Container plugin for Slurm Workload Manager
Apache License 2.0
281 stars 31 forks source link

Updated Slurm + Pyxis, now entrypoint is `/` instead of current location. #119

Open crinavar opened 1 year ago

crinavar commented 1 year ago

Hi community, We recently (yesterday) updated Slurm to 23.02 and Pyxis to the latest git release 0.15, and we noted that now when running jobs with containers, the entrypoint is switched to /. Like this:

➜  ~ pwd
/home/cnavarro
➜  ~ srun --container-name=cuda-11.4.2 --gpus=8 --pty bash
cnavarro@nodeGPU01:/$ pwd
/
cnavarro@nodeGPU01:/$ 

Before, running the same command would make us stay in /home/cnavarro, and in general whatever specific location inside home we where executing from., This feature was very comfortable for users (despite the warnings on doing this). Currently enroot is mounting the user's home as intended, and this is our current pyxis config

➜  ~ cat /etc/slurm/plugstack.conf.d/pyxis.conf
required /usr/local/lib/slurm/spank_pyxis.so container_scope=global

we tried using both execute_entrypoint=0 and execute_entrypoint=1 but we have not yet recovered the wanted behavior. Any ideas on what are we missing? many thanks

flx42 commented 1 year ago

So this is unrelated to container entrypoints. What was your previous pyxis version? I think the default behavior changed a while ago: it is now always using the workdir specified in the container. The conflict is that some containers set the WORKDIR to a directory where the scripts to run are.

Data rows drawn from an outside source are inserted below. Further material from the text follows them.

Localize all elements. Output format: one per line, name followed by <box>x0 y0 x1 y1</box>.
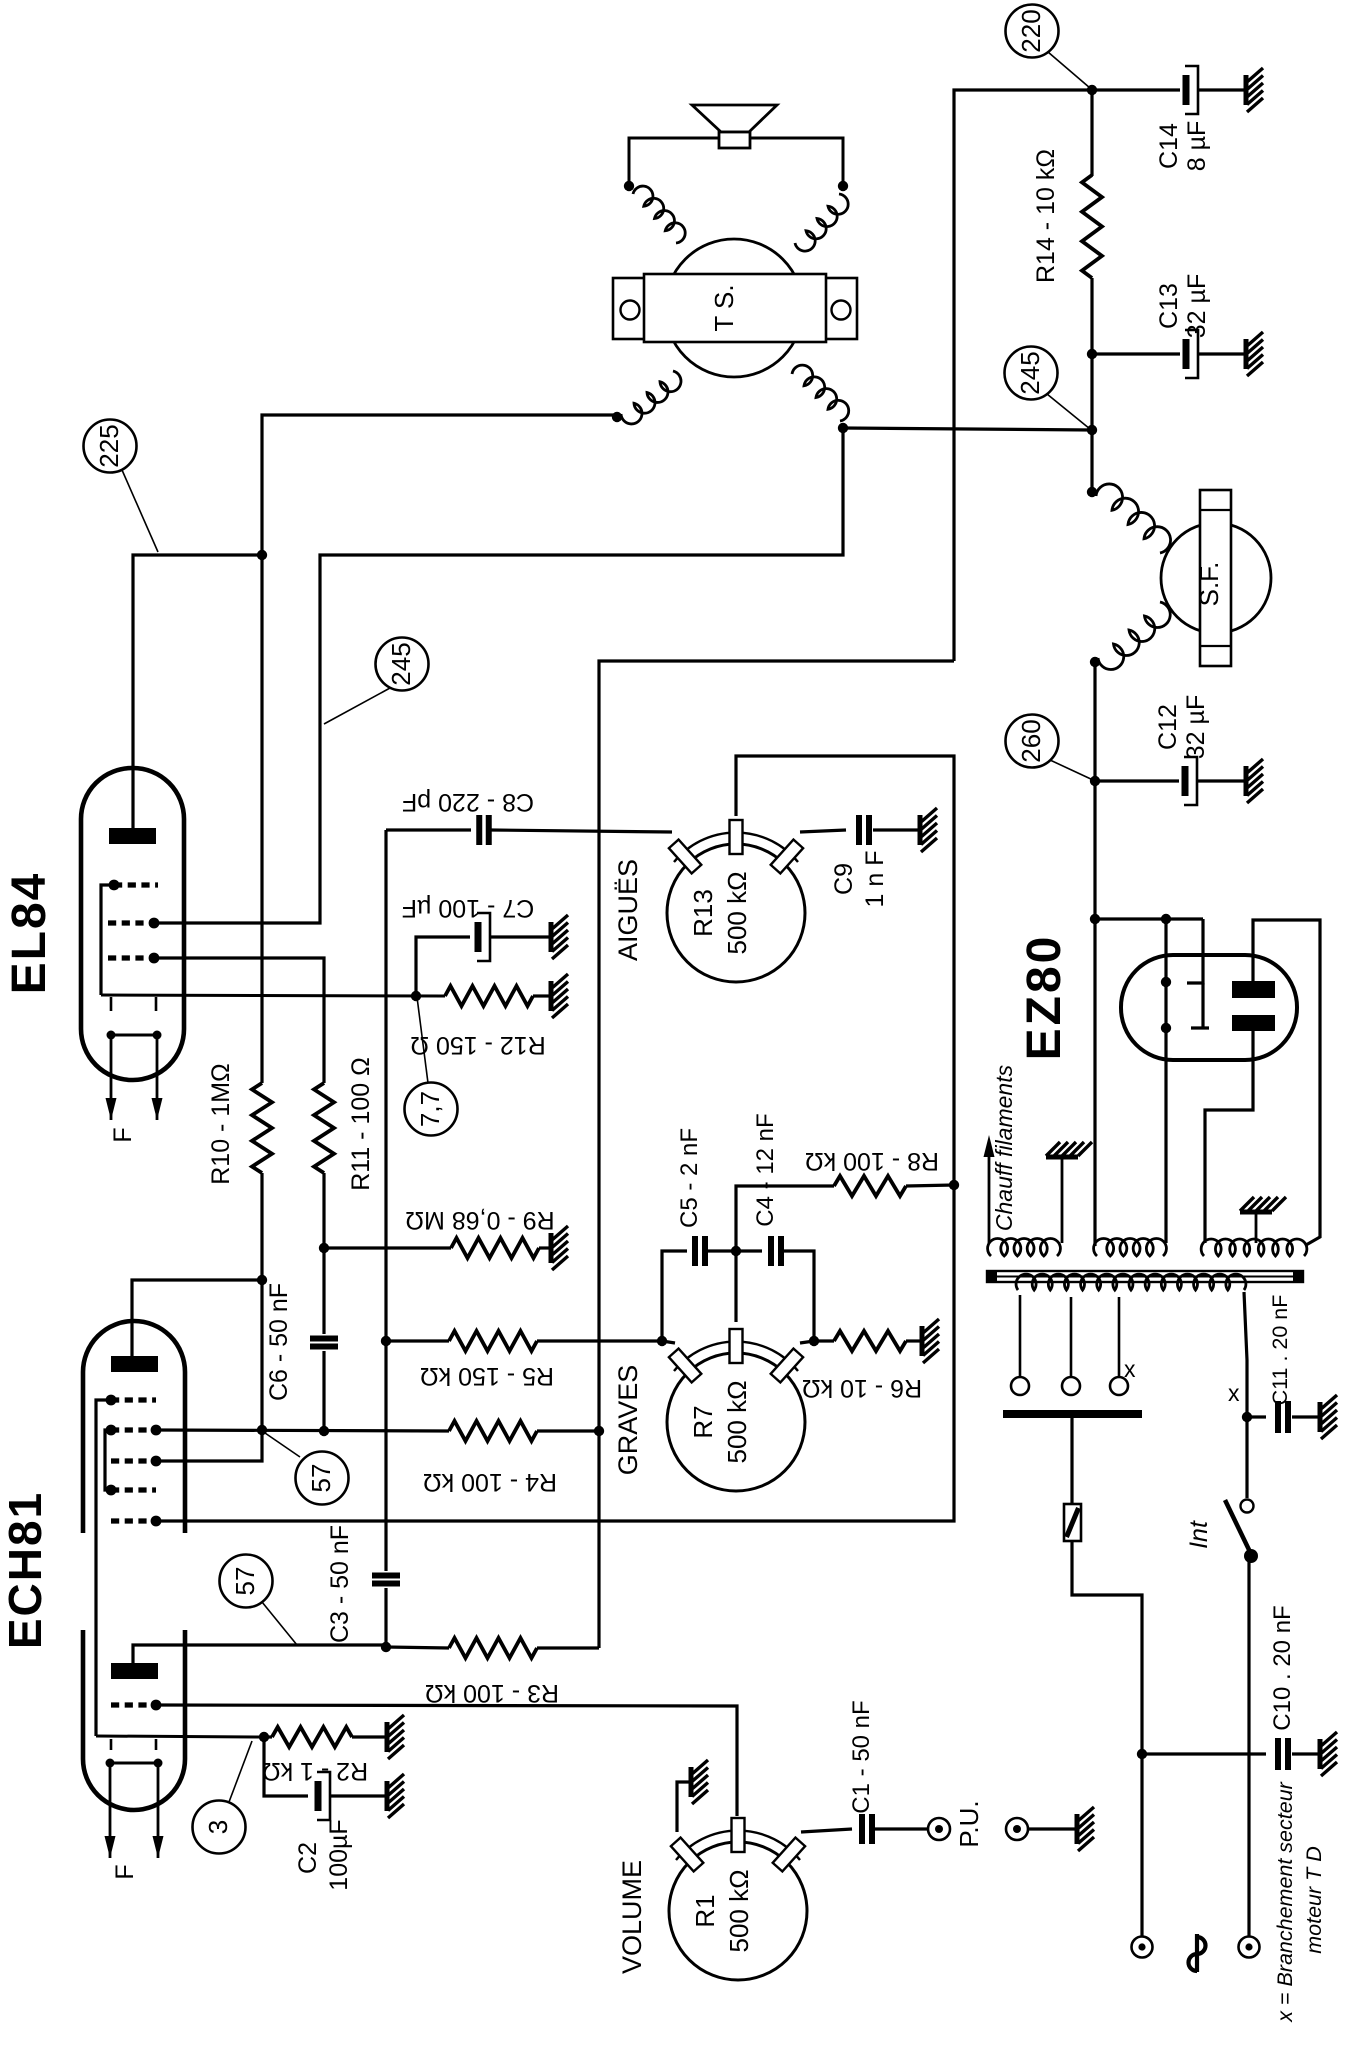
capacitor C9 1nF <box>856 815 862 845</box>
transformer core <box>987 1271 1303 1282</box>
wire 220 feed rail <box>599 661 954 1648</box>
capacitor C14 <box>1183 75 1190 105</box>
node speaker left <box>624 181 634 191</box>
svg-text:C8 - 220 pF: C8 - 220 pF <box>402 788 534 816</box>
svg-text:R12 - 150 Ω: R12 - 150 Ω <box>410 1031 545 1059</box>
tube EL84 grid2 <box>108 920 154 925</box>
transformer T.S. primary coil right <box>792 365 849 421</box>
wire R13 right to C9 <box>800 830 846 832</box>
wire EL84 g1 link <box>101 885 114 995</box>
tube ECH81 envelope lower <box>83 1630 185 1810</box>
wire C13 right <box>1199 352 1245 355</box>
node EZ80 top left <box>1090 914 1100 924</box>
svg-text:P.U.: P.U. <box>954 1800 984 1847</box>
transformer T.S. mounting bracket <box>613 278 646 339</box>
pointer 57 upper <box>265 1433 300 1457</box>
tube ECH81 grid row2 <box>111 1427 156 1432</box>
svg-text:EL84: EL84 <box>3 872 56 995</box>
primary tap 2 terminal <box>1062 1377 1080 1395</box>
svg-text:R9 - 0,68 MΩ: R9 - 0,68 MΩ <box>405 1206 554 1234</box>
node EZ80 cathode b <box>1161 1023 1171 1033</box>
wire EL84 g3 to R11 <box>154 958 324 1083</box>
wire R7 wiper <box>734 1251 737 1322</box>
wire ECH81 g2 row to R4 <box>156 1430 449 1431</box>
wire C14 left <box>1092 88 1180 91</box>
pointer 245 left <box>324 688 390 724</box>
tube ECH81 heater leads F <box>109 1763 112 1838</box>
wire R7 left lug <box>662 1341 675 1343</box>
node R9 junction <box>319 1243 329 1253</box>
node choke bottom <box>1090 657 1100 667</box>
wire C5 to C4 <box>707 1249 762 1252</box>
ground PU <box>1077 1807 1094 1851</box>
pointer 220 <box>1048 52 1090 88</box>
potentiometer R1 VOLUME <box>669 1842 807 1980</box>
wire R10 bottom <box>260 1173 263 1430</box>
tube ECH81 grid row5 <box>111 1518 156 1523</box>
node R7 left junction <box>657 1336 667 1346</box>
mains terminal right <box>1239 1937 1260 1958</box>
svg-text:C1 - 50 nF: C1 - 50 nF <box>848 1700 875 1813</box>
svg-text:260: 260 <box>1016 719 1046 762</box>
node C5 C4 junction <box>731 1246 741 1256</box>
svg-text:245: 245 <box>386 642 416 685</box>
wire C7 right <box>491 935 549 938</box>
svg-text:57: 57 <box>306 1464 336 1493</box>
secondary winding heater chauff <box>988 1238 1061 1256</box>
choke S.F. coil top <box>1096 484 1171 553</box>
pointer 260 <box>1050 760 1093 780</box>
transformer T.S. primary coil left <box>621 371 681 424</box>
tube ECH81 grid row1 <box>111 1397 156 1402</box>
tube EL84 grid1 <box>114 882 158 887</box>
switch Int lever <box>1225 1500 1252 1556</box>
svg-text:ECH81: ECH81 <box>0 1491 51 1649</box>
wire triode grid rail <box>156 1185 954 1521</box>
svg-text:C9: C9 <box>830 863 858 895</box>
wire TS primary left <box>262 415 617 555</box>
capacitor C11 <box>1275 1401 1281 1433</box>
capacitor C4 12nF <box>768 1236 774 1266</box>
node T.S. primary right <box>838 423 848 433</box>
EZ80 cathode line <box>1164 919 1167 1243</box>
wire ECH81 g2-g4 link <box>105 1430 111 1490</box>
wire PU ground <box>1028 1827 1075 1830</box>
ground C7 <box>551 915 568 959</box>
svg-text:R5 - 150 kΩ: R5 - 150 kΩ <box>420 1362 554 1390</box>
svg-text:R8 - 100 kΩ: R8 - 100 kΩ <box>805 1147 939 1175</box>
node 260 junction <box>1090 776 1100 786</box>
node T.S. primary left <box>612 412 622 422</box>
node R8 right junction <box>949 1180 959 1190</box>
wire C12 right <box>1198 779 1245 782</box>
svg-text:R14 - 10 kΩ: R14 - 10 kΩ <box>1032 149 1060 283</box>
transformer T.S. bracket hole right <box>832 301 851 320</box>
svg-text:C6 - 50 nF: C6 - 50 nF <box>265 1283 293 1401</box>
node circle 245 right <box>1005 347 1058 400</box>
capacitor C12 <box>1182 766 1189 796</box>
resistor R14 10k <box>1090 90 1093 176</box>
wire speaker top <box>629 138 719 190</box>
node circle 57 upper <box>296 1452 349 1505</box>
voltage selector bar <box>1003 1410 1142 1418</box>
svg-text:T S.: T S. <box>709 284 739 331</box>
svg-text:225: 225 <box>94 424 124 467</box>
wire C8 chain vertical <box>384 830 387 1341</box>
wire C10 to mains terminal <box>1140 1754 1143 1936</box>
ground C10 <box>1320 1732 1337 1776</box>
resistor R9 0.68M <box>451 1238 539 1258</box>
svg-text:R10 - 1MΩ: R10 - 1MΩ <box>207 1063 235 1185</box>
capacitor C13 <box>1183 339 1190 369</box>
choke S.F. coil bottom <box>1098 602 1170 670</box>
wire C12 left <box>1095 779 1179 782</box>
svg-text:C4 - 12 nF: C4 - 12 nF <box>752 1113 779 1226</box>
tube ECH81 grid row4 <box>111 1487 156 1492</box>
tube EL84 envelope <box>81 768 184 1080</box>
wire 220 rail top <box>954 90 1092 661</box>
svg-text:x = Branchement secteur: x = Branchement secteur <box>1273 1781 1297 2022</box>
wire 260 down to EZ80 net <box>1093 781 1096 919</box>
svg-text:C5 - 2 nF: C5 - 2 nF <box>676 1128 703 1228</box>
wire C6 bottom <box>322 1351 325 1431</box>
svg-text:C7 - 100 µF: C7 - 100 µF <box>402 894 535 922</box>
pointer 245 right <box>1047 394 1090 429</box>
wire R9 left <box>324 1246 451 1249</box>
svg-text:R6 - 10 kΩ: R6 - 10 kΩ <box>802 1374 922 1402</box>
ground R12 <box>551 974 568 1018</box>
capacitor C7 100uF <box>475 922 482 952</box>
svg-text:AIGUËS: AIGUËS <box>613 859 643 961</box>
svg-text:Chauff filaments: Chauff filaments <box>991 1064 1017 1231</box>
resistor R4 100k <box>449 1421 537 1441</box>
svg-text:R7: R7 <box>688 1405 718 1438</box>
primary tap 1 wire <box>1019 1295 1022 1377</box>
wire C11 right <box>1292 1415 1318 1418</box>
node R3 left junction <box>381 1642 391 1652</box>
pointer 7,7 <box>417 997 428 1083</box>
svg-text:x: x <box>1124 1356 1136 1382</box>
wire triode grid to volume <box>156 1705 737 1816</box>
svg-text:100µF: 100µF <box>325 1819 353 1890</box>
wire C8 left <box>386 828 471 831</box>
EZ80 filament <box>1187 919 1203 983</box>
capacitor C5 2nF <box>692 1236 698 1266</box>
svg-text:C11 . 20 nF: C11 . 20 nF <box>1268 1295 1292 1406</box>
ground R2 <box>387 1715 404 1759</box>
wire C3 chain vertical <box>384 1341 387 1571</box>
svg-text:C13: C13 <box>1155 283 1183 329</box>
tube ECH81 cathode stubs <box>110 1739 113 1750</box>
wire anode junction down <box>260 555 263 1083</box>
wire R2 to C2 <box>264 1737 308 1796</box>
secondary winding HT <box>1201 1239 1307 1256</box>
svg-text:F: F <box>109 1127 137 1142</box>
node circle 3 <box>193 1801 246 1854</box>
wire EZ80 anode2 to HT left <box>1205 1031 1253 1243</box>
wire R8 left <box>736 1186 834 1251</box>
ground R1 <box>691 1760 708 1804</box>
wire choke to 260 <box>1093 662 1096 781</box>
pointer 225 <box>122 470 158 552</box>
svg-text:1 n F: 1 n F <box>861 851 889 908</box>
secondary winding EZ80 heater <box>1094 1238 1167 1256</box>
wire fuse down <box>1072 1541 1142 1754</box>
svg-text:C3 - 50 nF: C3 - 50 nF <box>326 1525 354 1643</box>
mains terminal left <box>1132 1937 1153 1958</box>
pointer 57 lower <box>262 1602 297 1645</box>
ground C11 <box>1320 1395 1337 1439</box>
wire C9 right <box>873 828 918 831</box>
node cathode junction <box>411 991 421 1001</box>
svg-text:32 µF: 32 µF <box>1183 274 1211 338</box>
terminal PU ground <box>1006 1818 1028 1840</box>
transformer T.S. bracket hole left <box>621 301 640 320</box>
wire R1 left lug to ground <box>677 1782 689 1832</box>
ground chauff winding <box>1061 1158 1064 1243</box>
tube EZ80 envelope <box>1121 955 1297 1060</box>
capacitor C6 50nF <box>310 1336 338 1342</box>
node speaker right <box>838 181 848 191</box>
tube EL84 heater <box>111 1034 157 1037</box>
svg-text:220: 220 <box>1016 9 1046 52</box>
node R4 left junction <box>257 1425 267 1435</box>
svg-text:500 kΩ: 500 kΩ <box>722 871 752 954</box>
wire C10 right <box>1292 1752 1318 1755</box>
ground C12 <box>1246 759 1263 803</box>
svg-text:R3 - 100 kΩ: R3 - 100 kΩ <box>425 1679 559 1707</box>
resistor R3 100k <box>386 1647 449 1648</box>
capacitor C1 50nF <box>859 1814 865 1844</box>
svg-text:GRAVES: GRAVES <box>613 1365 643 1476</box>
ground C14 <box>1246 68 1263 112</box>
wire C7 link <box>416 937 470 996</box>
node EZ80 cathode top <box>1161 914 1171 924</box>
tube ECH81 heater <box>110 1762 158 1765</box>
wire 245 down to choke <box>1090 430 1093 492</box>
primary tap 2 wire <box>1070 1297 1073 1377</box>
wire 260 net down to winding <box>1093 919 1096 1246</box>
svg-text:57: 57 <box>230 1567 260 1596</box>
ground C9 <box>920 808 937 852</box>
tube ECH81 triode grid <box>111 1702 156 1707</box>
wire C11 to switch <box>1245 1417 1248 1498</box>
node 245 junction <box>1087 425 1097 435</box>
node circle 57 lower <box>220 1555 273 1608</box>
capacitor C8 220pF <box>476 815 482 845</box>
transformer T.S. secondary coil right <box>795 194 848 251</box>
ground R6 <box>922 1319 939 1363</box>
svg-text:8 µF: 8 µF <box>1183 121 1211 172</box>
wire to ECH81 anode <box>132 1280 262 1356</box>
node C13 junction <box>1087 349 1097 359</box>
wire EZ80 anode1 to HT right <box>1253 920 1320 1245</box>
node R5 left junction <box>381 1336 391 1346</box>
EZ80 anode plate 2 <box>1232 1015 1275 1031</box>
pointer 3 <box>229 1741 252 1802</box>
svg-text:32 µF: 32 µF <box>1182 695 1210 759</box>
svg-text:S.F.: S.F. <box>1194 562 1224 607</box>
tube EL84 anode <box>109 828 156 844</box>
EZ80 anode plate 1 <box>1232 981 1275 998</box>
speaker HP <box>692 105 777 132</box>
node EL84 anode junction <box>257 550 267 560</box>
node circle 7,7 <box>405 1083 458 1136</box>
tube EL84 grid3 <box>108 955 154 960</box>
capacitor C3 50nF <box>372 1573 400 1579</box>
choke S.F. circle <box>1161 523 1271 633</box>
wire C2 right <box>331 1794 385 1797</box>
node cathode R2 junction <box>259 1732 269 1742</box>
node circle 220 <box>1006 5 1059 58</box>
wire C1 to PU <box>874 1827 928 1830</box>
potentiometer R7 GRAVES <box>667 1353 805 1491</box>
svg-text:R11 - 100 Ω: R11 - 100 Ω <box>347 1057 375 1191</box>
primary winding <box>1016 1274 1246 1290</box>
svg-text:F: F <box>111 1864 139 1879</box>
svg-text:245: 245 <box>1015 351 1045 394</box>
svg-text:500 kΩ: 500 kΩ <box>722 1380 752 1463</box>
transformer T.S. secondary coil left <box>633 186 685 243</box>
wire ECH81 g3 link <box>156 1431 262 1461</box>
tube EL84 cathode <box>101 995 445 996</box>
switch Int contact <box>1241 1500 1254 1513</box>
label mains sine <box>1195 1934 1199 1972</box>
wire EZ80 top <box>1095 917 1203 920</box>
tube EL84 heater leads F <box>110 1035 113 1100</box>
wire C13 left <box>1092 352 1180 355</box>
wire R14 to 245 node <box>1090 354 1093 431</box>
svg-text:EZ80: EZ80 <box>1018 934 1071 1061</box>
node R4 right junction <box>594 1426 604 1436</box>
transformer T.S. core circle <box>665 239 803 377</box>
fuse <box>1064 1504 1081 1541</box>
node C10 junction <box>1137 1749 1147 1759</box>
svg-text:C10 . 20 nF: C10 . 20 nF <box>1269 1605 1296 1730</box>
svg-text:R1: R1 <box>690 1894 720 1927</box>
resistor R2 1k <box>264 1735 272 1738</box>
wire C14 right <box>1199 88 1245 91</box>
primary tap 3 terminal <box>1110 1377 1128 1395</box>
wire R1 right lug to C1 <box>801 1829 852 1832</box>
wire ECH81 cathode row <box>96 1736 264 1737</box>
wire R7 right lug <box>800 1341 814 1343</box>
terminal PU hot <box>928 1818 950 1840</box>
svg-text:moteur T D: moteur T D <box>1302 1846 1326 1954</box>
node circle 260 <box>1006 715 1059 768</box>
svg-text:C12: C12 <box>1154 704 1182 750</box>
node choke top <box>1087 487 1097 497</box>
wire EL84 anode riser <box>133 555 262 828</box>
wire ECH81 anode2 link <box>133 1645 386 1663</box>
tube ECH81 anode2 <box>111 1663 158 1679</box>
svg-text:x: x <box>1228 1380 1240 1406</box>
wire C3 bottom <box>384 1588 387 1647</box>
svg-text:R13: R13 <box>688 889 718 937</box>
resistor R11 100 <box>314 1083 334 1173</box>
ground C2 <box>387 1774 404 1818</box>
node C11 junction <box>1242 1412 1252 1422</box>
wire selector to fuse <box>1070 1418 1073 1504</box>
node circle 245 left <box>376 638 429 691</box>
wire primary right down <box>1244 1292 1247 1417</box>
svg-text:3: 3 <box>203 1820 233 1834</box>
node C6 R4 junction <box>319 1426 329 1436</box>
svg-text:C2: C2 <box>294 1842 322 1874</box>
wire ECH81 g1 long link <box>96 1400 111 1736</box>
primary tap 1 terminal <box>1011 1377 1029 1395</box>
resistor R12 150 <box>445 986 533 1006</box>
resistor R5 150k <box>386 1339 449 1342</box>
choke S.F. bar <box>1200 490 1231 666</box>
svg-text:R4 - 100 kΩ: R4 - 100 kΩ <box>423 1468 557 1496</box>
node 220 junction <box>1087 85 1097 95</box>
ground C13 <box>1246 332 1263 376</box>
svg-text:Int: Int <box>1185 1520 1213 1549</box>
primary tap 3 wire <box>1118 1297 1121 1377</box>
switch Int pivot <box>1244 1549 1258 1563</box>
node R10 ECH81 junction <box>257 1275 267 1285</box>
wire R11 bottom <box>322 1173 325 1334</box>
resistor R8 100k <box>834 1176 906 1196</box>
svg-text:7,7: 7,7 <box>415 1091 445 1127</box>
wire EL84 screen rail <box>154 428 843 923</box>
wire C11 left <box>1247 1415 1266 1418</box>
svg-text:500 kΩ: 500 kΩ <box>724 1869 754 1952</box>
node R6 junction <box>809 1336 819 1346</box>
capacitor C10 <box>1275 1738 1281 1770</box>
capacitor C2 100uF <box>315 1781 322 1811</box>
tube ECH81 grid row3 <box>111 1458 156 1463</box>
wire R13 wiper rail <box>736 756 954 1185</box>
resistor R6 10k <box>814 1339 834 1342</box>
svg-text:C14: C14 <box>1155 123 1183 169</box>
svg-text:R2 - 1 kΩ: R2 - 1 kΩ <box>262 1757 368 1785</box>
wire C5 link <box>662 1251 687 1341</box>
tube EL84 cathode stubs <box>110 997 113 1011</box>
wire C10 left <box>1142 1752 1266 1755</box>
resistor R10 1M <box>252 1083 272 1173</box>
ground R9 <box>551 1226 568 1270</box>
node EZ80 cathode a <box>1161 977 1171 987</box>
ground HT center tap <box>1255 1213 1258 1243</box>
arrow chauff filaments <box>988 1155 991 1243</box>
node circle 225 <box>84 420 137 473</box>
tube ECH81 envelope upper <box>83 1321 185 1533</box>
potentiometer R13 AIGUES <box>667 844 805 982</box>
wire C4 right <box>783 1251 814 1341</box>
tube ECH81 anode1 <box>111 1356 158 1372</box>
wire switch to mains terminal <box>1247 1556 1250 1936</box>
wire C8 right <box>491 830 672 832</box>
wire TS to 245 node <box>843 428 1092 430</box>
svg-text:VOLUME: VOLUME <box>617 1860 647 1974</box>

But I realize I did not document this, sorry about that.

I'll check if I there is something I can do to make this better, for now you can still use something like:

$ srun --container-image ubuntu:22.04 --container-mount-home --no-container-remap-root pwd
pyxis: importing docker image: ubuntu:22.04
pyxis: imported docker image: ubuntu:22.04
/

$ srun --container-image ubuntu:22.04 --container-mount-home --no-container-remap-root --container-workdir=${PWD} pwd
pyxis: importing docker image: ubuntu:22.04
pyxis: imported docker image: ubuntu:22.04
/home/fabecassis/github/pyxis
crinavar commented 1 year ago

Hi flx42, Thanks for correcting, yes it is about workdirs. Previous pyxis version I think was around ~2 years ago, we had not updated for a while. The current workaround works great for now. Do you have in mind adding some new option or config argument for pyxis?

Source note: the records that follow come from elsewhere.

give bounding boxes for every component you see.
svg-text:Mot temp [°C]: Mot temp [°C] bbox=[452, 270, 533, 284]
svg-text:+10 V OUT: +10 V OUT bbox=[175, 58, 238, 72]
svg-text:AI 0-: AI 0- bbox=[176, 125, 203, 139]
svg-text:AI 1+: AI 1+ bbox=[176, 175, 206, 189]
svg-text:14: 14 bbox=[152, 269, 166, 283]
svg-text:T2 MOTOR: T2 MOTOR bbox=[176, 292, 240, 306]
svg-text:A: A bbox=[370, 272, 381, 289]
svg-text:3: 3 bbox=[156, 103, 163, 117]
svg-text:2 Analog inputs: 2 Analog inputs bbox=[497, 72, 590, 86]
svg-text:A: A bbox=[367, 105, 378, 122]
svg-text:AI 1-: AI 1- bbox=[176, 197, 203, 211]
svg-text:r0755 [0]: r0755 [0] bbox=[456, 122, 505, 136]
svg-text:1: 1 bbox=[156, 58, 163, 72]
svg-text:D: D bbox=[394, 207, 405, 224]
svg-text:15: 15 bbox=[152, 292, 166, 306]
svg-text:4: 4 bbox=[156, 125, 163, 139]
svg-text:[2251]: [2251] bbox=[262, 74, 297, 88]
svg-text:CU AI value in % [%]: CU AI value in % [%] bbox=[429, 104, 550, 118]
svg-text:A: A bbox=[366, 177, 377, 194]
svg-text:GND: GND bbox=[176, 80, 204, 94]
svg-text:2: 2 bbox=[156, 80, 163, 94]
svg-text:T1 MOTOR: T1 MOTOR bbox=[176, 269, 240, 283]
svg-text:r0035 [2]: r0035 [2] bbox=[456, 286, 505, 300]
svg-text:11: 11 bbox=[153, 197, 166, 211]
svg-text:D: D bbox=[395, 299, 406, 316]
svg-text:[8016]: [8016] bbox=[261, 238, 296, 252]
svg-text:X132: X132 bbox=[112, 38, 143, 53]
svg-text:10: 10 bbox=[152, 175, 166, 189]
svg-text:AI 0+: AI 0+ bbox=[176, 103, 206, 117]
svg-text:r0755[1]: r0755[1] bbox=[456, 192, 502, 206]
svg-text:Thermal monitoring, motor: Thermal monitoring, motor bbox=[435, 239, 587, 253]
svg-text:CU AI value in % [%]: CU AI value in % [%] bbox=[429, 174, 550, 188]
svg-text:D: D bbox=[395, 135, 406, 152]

flx42 commented 1 year ago

Do you have in mind adding some new option or config argument for pyxis?

I'm thinking that if the container workdir is just / then it's probably the default settings, and then I should try switching to the job workdir instead.

crinavar commented 1 year ago

Sounds great,

flx42 commented 1 year ago

I did the work in https://github.com/NVIDIA/pyxis/tree/job-cwd, but I'm not sure yet if I'm going to merge it. By default enroot will create a HOME directory for the user even if you remap root, so the patch would land you into the wrong directory if you are currently in your HOME, for example:

$ cd ~

$ pwd
/home/fabecassis

$ srun --container-image ubuntu:22.04 --container-mount-home bash --norc -xc 'pwd ; ls -la .'
pyxis: importing docker image: ubuntu:22.04
pyxis: imported docker image: ubuntu:22.04
/home/fabecassis
+ pwd
+ ls -la .
total 20
drwxr-xr-x 2 root root 4096 Aug  3 19:03 .
drwxr-xr-x 3 root root 4096 Aug 17 19:15 ..
-rw-r--r-- 1 root root  220 Jan  6  2022 .bash_logout
-rw-r--r-- 1 root root 3771 Jan  6  2022 .bashrc
-rw-r--r-- 1 root root  807 Jan  6  2022 .profile

I will discuss with my colleagues if we can have enroot avoid creating an empty HOME directory in this particular case.